Im Jahre 1561 ist der Bruder Julius Klampherer, aus Welschland oder Italien, um seines Glaubens und der göttlichen Wahrheit willen zu Venedig gefangen gesetzt worden; darauf haben sie ihn oft vorgenommen, verhört, ausgefragt und mit ihm gehandelt, um ihn zum Abfalle zu bringen; aber er hat sich stets weislich verantwortet, und es ist ihm auch erlaubt worden, dasjenige, was er mit den verordneten päpstlichen Gesandten verhandelte, nämlich seines Glaubens wegen, schriftlich aufzusetzen, sich also zu verantworten, und mit seiner eigenen Schrift seines Glaubens wegen Rechenschaft zu geben. Als er nun solches getan hatte, und dabei standhaft blieb, haben sie ihn zuletzt verurteilt, daß er in die Tiefe der See geworfen werden sollte; worauf er antwortete: Das ist mir nichts Unerwartetes, denn es ist mir im Anfange meiner Bekehrung verkündigt worden, daß ich um des Zeugnisses der Wahrheit willen den Tod zu erwarten hätte; das aber kommt mir fremd vor, daß die Herren von Venedig in ein solches Urteil einwilligen und weder bedenken, noch überlegen, daß sie am jüngsten Tage vor Gott von dem unschuldigen Blute Rechenschaft geben müssen.

Darauf gaben sie ihm zur Antwort, daß sie ihn hierum nicht gefragt hätten; weil sie aber keinen Gefallen an seiner Rede hätten, so vergönnten sie ihm auch nicht, weiter zu reden, sondern haben ihn wieder schnell nach dem Gefängnisse führen lassen.

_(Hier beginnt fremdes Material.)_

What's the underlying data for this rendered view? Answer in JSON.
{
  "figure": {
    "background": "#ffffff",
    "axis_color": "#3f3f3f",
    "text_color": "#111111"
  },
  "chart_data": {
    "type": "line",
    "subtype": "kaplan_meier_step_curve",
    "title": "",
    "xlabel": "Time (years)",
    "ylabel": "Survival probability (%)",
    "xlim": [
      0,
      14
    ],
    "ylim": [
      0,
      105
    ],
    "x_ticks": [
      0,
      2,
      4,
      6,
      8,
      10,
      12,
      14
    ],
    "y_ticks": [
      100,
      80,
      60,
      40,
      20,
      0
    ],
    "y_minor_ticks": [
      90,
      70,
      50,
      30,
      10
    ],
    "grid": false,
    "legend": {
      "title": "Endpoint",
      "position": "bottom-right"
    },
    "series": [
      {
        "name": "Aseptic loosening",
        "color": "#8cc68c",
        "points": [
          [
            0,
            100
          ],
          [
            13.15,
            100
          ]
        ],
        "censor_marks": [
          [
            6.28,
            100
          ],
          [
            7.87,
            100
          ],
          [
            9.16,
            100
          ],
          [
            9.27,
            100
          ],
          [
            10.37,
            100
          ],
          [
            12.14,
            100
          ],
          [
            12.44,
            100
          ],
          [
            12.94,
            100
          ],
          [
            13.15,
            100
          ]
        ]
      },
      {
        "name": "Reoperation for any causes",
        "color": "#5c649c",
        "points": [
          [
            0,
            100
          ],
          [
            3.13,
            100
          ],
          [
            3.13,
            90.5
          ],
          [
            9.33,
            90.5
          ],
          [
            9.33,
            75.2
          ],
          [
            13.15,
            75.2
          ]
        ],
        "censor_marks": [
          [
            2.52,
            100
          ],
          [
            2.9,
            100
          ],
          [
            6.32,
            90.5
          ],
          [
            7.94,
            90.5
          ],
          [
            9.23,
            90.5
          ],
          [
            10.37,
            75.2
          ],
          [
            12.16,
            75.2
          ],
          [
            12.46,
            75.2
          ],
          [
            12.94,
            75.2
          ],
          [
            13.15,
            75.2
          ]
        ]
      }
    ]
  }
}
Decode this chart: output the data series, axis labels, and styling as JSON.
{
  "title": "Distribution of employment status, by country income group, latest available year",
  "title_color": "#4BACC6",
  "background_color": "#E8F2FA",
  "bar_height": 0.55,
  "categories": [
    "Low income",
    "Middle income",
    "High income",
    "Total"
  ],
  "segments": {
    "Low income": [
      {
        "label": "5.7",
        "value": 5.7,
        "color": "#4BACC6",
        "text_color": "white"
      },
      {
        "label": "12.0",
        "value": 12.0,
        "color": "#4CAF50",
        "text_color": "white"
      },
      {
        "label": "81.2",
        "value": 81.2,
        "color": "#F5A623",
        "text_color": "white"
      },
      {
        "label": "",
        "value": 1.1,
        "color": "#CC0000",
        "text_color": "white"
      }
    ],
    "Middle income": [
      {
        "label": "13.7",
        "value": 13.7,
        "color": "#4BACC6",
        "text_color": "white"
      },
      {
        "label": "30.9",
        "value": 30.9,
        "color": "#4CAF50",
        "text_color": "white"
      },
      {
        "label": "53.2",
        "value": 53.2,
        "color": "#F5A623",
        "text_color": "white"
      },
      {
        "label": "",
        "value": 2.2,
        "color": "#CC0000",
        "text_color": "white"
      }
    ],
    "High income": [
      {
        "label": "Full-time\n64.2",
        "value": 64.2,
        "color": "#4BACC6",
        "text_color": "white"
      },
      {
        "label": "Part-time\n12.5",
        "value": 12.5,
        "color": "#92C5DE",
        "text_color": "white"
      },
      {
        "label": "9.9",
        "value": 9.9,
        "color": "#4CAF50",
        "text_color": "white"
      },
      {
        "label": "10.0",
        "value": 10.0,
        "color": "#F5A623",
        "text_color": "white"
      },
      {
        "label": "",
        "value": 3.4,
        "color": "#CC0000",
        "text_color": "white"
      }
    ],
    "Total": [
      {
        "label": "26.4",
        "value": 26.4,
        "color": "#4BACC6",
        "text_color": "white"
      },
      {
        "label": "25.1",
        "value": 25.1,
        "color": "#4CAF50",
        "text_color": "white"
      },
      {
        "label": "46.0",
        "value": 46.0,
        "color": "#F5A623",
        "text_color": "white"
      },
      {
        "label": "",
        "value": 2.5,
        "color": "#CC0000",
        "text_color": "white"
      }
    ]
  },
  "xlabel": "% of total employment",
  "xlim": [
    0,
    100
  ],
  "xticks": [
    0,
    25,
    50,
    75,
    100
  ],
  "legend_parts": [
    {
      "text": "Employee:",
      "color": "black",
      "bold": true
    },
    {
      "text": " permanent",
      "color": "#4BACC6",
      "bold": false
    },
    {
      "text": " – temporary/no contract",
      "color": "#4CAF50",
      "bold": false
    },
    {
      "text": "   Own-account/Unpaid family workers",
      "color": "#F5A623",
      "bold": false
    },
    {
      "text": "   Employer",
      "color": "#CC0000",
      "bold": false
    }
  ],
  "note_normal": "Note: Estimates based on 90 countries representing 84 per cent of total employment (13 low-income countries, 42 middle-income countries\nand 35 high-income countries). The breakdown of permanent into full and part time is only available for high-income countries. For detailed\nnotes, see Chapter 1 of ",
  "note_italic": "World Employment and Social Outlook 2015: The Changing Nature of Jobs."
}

Da sie sich vorgenommen hatten, ihr ausgesprochenes Urteil zu vollstrecken, so haben sie ihm nach ihrer Gewohnheit, weil er ein Pfaffe war, die Priesterweihe abgenommen, und ihn in der Abenddämmerung hinausgeführt, unter dem Vorwande, daß sie ihn vor die Obrigkeit führen wollten; haben ihn aber unversehens in die Tiefe der See geworfen und ertränkt, wiewohl er damals nichts anderes erwartete; er ist deshalb fröhlich gewesen, hat allezeit gesungen und Gott mit fröhlichem und tapferen Gemüte gelobt, bis er die Krone der frommen Märtyrer und getreuen Zeugen Jesu Christi erlangt hat; und wiewohl sie ihn heimlich bei Nacht ertränkt haben, so wird doch solches öffentlich an dem großen Tage des Herrn ans Licht kommen und schwer gerächt werden.